Minimal Residual Disease in Multiple Myeloma: Surrogate Biomarker for Trial Evaluation?
Minimal residual disease (MRD) of less than 1 tumor cell in 1 million bone marrow cells—MRD 10-6—is a potential “novel surrogate biomarker for trial evaluation,” according to Hervé Avet-Loiseau, MD, PhD, of IUC-Oncopole, Unite de Genomique du Myelome, Toulouse, France. He led a research team in the prospective IMF2009 trial. The results, said Dr. Avet-Loiseau in a presentation at the 2017 American Society of Hematology (ASH) Annual Meeting & Exposition (Abstract 435), suggest “that 10-6 should be the optimal cutoff.”

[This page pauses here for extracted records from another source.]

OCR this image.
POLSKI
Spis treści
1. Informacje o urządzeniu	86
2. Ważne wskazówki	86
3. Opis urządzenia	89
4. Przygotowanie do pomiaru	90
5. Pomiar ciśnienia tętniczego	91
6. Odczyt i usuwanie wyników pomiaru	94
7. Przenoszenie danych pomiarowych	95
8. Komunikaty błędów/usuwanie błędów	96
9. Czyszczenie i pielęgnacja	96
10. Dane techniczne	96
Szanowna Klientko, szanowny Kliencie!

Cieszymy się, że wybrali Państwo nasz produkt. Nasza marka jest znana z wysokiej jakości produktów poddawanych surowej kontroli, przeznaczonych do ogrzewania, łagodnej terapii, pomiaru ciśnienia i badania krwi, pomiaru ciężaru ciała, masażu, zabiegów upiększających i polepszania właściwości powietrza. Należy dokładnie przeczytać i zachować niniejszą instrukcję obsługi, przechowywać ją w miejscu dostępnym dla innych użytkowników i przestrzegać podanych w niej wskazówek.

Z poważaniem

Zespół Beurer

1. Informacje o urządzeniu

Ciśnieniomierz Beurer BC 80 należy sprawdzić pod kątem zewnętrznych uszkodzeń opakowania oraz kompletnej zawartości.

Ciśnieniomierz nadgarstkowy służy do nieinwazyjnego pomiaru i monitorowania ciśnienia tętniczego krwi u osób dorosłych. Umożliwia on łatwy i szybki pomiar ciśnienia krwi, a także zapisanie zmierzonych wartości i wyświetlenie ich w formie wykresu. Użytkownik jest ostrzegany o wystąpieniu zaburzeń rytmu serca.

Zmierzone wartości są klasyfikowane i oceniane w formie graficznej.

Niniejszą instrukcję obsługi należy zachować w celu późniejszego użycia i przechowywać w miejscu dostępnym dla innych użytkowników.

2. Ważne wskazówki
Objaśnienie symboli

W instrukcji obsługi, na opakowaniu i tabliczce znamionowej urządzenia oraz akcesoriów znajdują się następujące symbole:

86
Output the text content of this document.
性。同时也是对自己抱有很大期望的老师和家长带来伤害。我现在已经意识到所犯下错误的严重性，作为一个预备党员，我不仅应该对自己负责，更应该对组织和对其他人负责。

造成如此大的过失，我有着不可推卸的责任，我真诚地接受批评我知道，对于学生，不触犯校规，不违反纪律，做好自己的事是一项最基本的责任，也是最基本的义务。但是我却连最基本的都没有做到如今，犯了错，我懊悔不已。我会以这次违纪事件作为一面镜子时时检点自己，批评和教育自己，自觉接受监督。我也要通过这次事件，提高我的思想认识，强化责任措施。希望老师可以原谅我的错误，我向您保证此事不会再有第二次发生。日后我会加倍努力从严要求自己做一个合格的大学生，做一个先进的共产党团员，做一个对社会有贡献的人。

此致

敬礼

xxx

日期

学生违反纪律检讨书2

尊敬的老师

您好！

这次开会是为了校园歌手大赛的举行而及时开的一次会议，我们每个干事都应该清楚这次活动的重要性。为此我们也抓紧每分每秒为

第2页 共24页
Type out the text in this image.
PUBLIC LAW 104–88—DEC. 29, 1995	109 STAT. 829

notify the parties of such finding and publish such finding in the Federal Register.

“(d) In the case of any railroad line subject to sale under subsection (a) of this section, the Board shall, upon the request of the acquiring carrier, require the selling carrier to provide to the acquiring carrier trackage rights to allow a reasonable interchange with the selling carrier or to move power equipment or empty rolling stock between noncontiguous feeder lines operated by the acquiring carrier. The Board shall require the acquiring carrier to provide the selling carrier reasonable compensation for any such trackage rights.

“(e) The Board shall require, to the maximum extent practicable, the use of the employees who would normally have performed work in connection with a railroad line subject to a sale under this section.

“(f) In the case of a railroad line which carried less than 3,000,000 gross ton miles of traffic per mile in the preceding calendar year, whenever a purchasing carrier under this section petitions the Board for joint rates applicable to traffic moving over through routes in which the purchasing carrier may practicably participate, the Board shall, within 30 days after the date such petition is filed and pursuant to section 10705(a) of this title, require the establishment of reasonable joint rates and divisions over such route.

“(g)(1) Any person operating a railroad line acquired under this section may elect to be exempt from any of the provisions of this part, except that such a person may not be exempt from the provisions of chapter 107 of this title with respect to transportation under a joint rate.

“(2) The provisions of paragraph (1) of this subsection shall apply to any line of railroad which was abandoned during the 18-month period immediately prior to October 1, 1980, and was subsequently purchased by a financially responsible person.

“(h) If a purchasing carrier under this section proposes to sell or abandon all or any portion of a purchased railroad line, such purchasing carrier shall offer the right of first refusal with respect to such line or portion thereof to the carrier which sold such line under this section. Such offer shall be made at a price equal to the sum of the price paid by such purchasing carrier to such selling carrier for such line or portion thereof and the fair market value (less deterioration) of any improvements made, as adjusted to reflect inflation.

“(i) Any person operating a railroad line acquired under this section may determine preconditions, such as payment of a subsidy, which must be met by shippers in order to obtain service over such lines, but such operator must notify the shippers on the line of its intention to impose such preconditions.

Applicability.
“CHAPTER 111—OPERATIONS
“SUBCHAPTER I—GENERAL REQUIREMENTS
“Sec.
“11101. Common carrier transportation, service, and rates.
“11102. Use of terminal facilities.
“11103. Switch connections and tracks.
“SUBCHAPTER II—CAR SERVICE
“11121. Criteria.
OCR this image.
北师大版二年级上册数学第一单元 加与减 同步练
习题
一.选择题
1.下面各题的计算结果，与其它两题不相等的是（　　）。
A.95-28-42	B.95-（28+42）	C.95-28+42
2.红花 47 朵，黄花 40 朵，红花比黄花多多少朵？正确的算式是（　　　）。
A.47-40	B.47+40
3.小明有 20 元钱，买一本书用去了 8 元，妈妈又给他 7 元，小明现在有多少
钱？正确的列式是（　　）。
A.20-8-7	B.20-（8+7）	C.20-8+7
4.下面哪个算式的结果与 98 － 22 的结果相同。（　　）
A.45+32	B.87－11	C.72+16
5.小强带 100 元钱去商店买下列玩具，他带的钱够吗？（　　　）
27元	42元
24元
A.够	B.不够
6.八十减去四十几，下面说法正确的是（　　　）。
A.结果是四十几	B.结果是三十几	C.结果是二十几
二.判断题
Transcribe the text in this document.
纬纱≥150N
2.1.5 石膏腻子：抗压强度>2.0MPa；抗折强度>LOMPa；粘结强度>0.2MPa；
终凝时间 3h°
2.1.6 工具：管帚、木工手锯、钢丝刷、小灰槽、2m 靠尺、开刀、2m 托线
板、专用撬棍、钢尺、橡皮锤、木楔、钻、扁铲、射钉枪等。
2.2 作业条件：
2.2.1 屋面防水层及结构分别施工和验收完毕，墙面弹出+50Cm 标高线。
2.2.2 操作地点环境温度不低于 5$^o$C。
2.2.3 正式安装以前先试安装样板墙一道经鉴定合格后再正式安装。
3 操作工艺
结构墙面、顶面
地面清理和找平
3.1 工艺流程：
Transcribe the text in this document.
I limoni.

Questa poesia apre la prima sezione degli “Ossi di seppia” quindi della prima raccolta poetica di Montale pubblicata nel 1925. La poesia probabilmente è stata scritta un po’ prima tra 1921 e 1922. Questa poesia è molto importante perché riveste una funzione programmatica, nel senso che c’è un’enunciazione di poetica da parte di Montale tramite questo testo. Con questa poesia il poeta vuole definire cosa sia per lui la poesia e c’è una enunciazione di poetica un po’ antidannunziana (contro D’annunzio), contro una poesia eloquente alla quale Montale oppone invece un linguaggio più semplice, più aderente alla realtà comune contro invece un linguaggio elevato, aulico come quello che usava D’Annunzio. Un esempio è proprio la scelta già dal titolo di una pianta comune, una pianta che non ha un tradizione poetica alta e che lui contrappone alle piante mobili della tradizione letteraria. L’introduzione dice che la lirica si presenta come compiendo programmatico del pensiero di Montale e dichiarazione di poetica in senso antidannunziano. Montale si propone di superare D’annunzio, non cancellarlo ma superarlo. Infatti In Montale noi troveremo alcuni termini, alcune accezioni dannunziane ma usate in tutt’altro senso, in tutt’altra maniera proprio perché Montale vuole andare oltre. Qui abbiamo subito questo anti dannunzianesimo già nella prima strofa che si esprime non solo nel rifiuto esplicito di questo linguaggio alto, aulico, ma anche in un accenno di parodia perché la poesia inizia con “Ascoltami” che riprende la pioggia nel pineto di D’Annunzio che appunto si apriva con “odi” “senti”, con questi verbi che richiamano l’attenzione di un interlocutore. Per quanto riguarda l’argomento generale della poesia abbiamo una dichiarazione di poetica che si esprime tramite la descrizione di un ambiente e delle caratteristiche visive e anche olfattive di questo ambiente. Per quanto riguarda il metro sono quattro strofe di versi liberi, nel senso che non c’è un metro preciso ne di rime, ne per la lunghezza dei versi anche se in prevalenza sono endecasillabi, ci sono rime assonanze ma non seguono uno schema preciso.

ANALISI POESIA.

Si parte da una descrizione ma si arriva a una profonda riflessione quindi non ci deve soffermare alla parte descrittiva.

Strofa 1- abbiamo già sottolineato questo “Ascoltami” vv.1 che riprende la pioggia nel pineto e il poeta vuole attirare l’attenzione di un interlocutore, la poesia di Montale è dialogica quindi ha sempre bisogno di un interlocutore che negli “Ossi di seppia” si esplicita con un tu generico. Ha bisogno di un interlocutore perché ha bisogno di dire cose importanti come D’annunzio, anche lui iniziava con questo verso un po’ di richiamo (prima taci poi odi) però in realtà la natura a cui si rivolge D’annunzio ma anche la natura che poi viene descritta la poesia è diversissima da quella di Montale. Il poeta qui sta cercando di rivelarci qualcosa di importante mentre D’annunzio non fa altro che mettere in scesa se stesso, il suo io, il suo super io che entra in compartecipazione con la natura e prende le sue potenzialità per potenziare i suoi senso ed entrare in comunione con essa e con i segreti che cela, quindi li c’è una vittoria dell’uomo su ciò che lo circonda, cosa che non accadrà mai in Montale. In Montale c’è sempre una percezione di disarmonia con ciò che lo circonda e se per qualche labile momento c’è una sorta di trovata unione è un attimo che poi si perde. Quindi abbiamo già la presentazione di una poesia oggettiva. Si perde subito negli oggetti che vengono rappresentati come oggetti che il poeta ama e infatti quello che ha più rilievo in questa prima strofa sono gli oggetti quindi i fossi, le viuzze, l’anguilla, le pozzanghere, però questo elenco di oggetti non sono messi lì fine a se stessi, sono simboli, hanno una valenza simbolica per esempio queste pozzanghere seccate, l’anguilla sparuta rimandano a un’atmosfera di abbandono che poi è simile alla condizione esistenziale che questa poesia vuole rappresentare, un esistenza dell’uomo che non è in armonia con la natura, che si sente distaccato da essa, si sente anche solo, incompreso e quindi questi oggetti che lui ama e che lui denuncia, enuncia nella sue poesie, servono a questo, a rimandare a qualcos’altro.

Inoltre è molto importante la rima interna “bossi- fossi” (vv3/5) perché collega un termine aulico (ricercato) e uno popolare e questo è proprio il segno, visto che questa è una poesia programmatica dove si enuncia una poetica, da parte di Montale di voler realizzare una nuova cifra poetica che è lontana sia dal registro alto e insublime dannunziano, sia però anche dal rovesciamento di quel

In the trial, 700 patients with multiple myeloma received lenalidomide, bortezomib, and dexamethasone induction and then were randomized to receive or not receive transplantation conditioned by high-dose melphalan. All patients had 12 months of lenalidomide maintenance. Post treatment, 269 of the 700 patients had at least a very good partial response (the rest were considered MRD-positive).
Of the patients with a very good partial response, those found to be MRD-negative with immunoglobulin gene next-generation sequencing, with the MRD 10-6 standard, had better outcomes:
- At a median follow-up of 55 months, median progression-free survival for MRD-negative patients had not been reached; it was 29 months for those who had not achieved MRD negativity.
- Whether they did or did not receive transplantation, patients who achieved MRD negativity had similar outcomes.
- Patients considered high-risk by cytogenetics who achieved MRD negativity had significantly better outcomes than standard-risk patients who did not achieve it.
- Patients who achieved MRD negativity had significantly longer overall survival rates.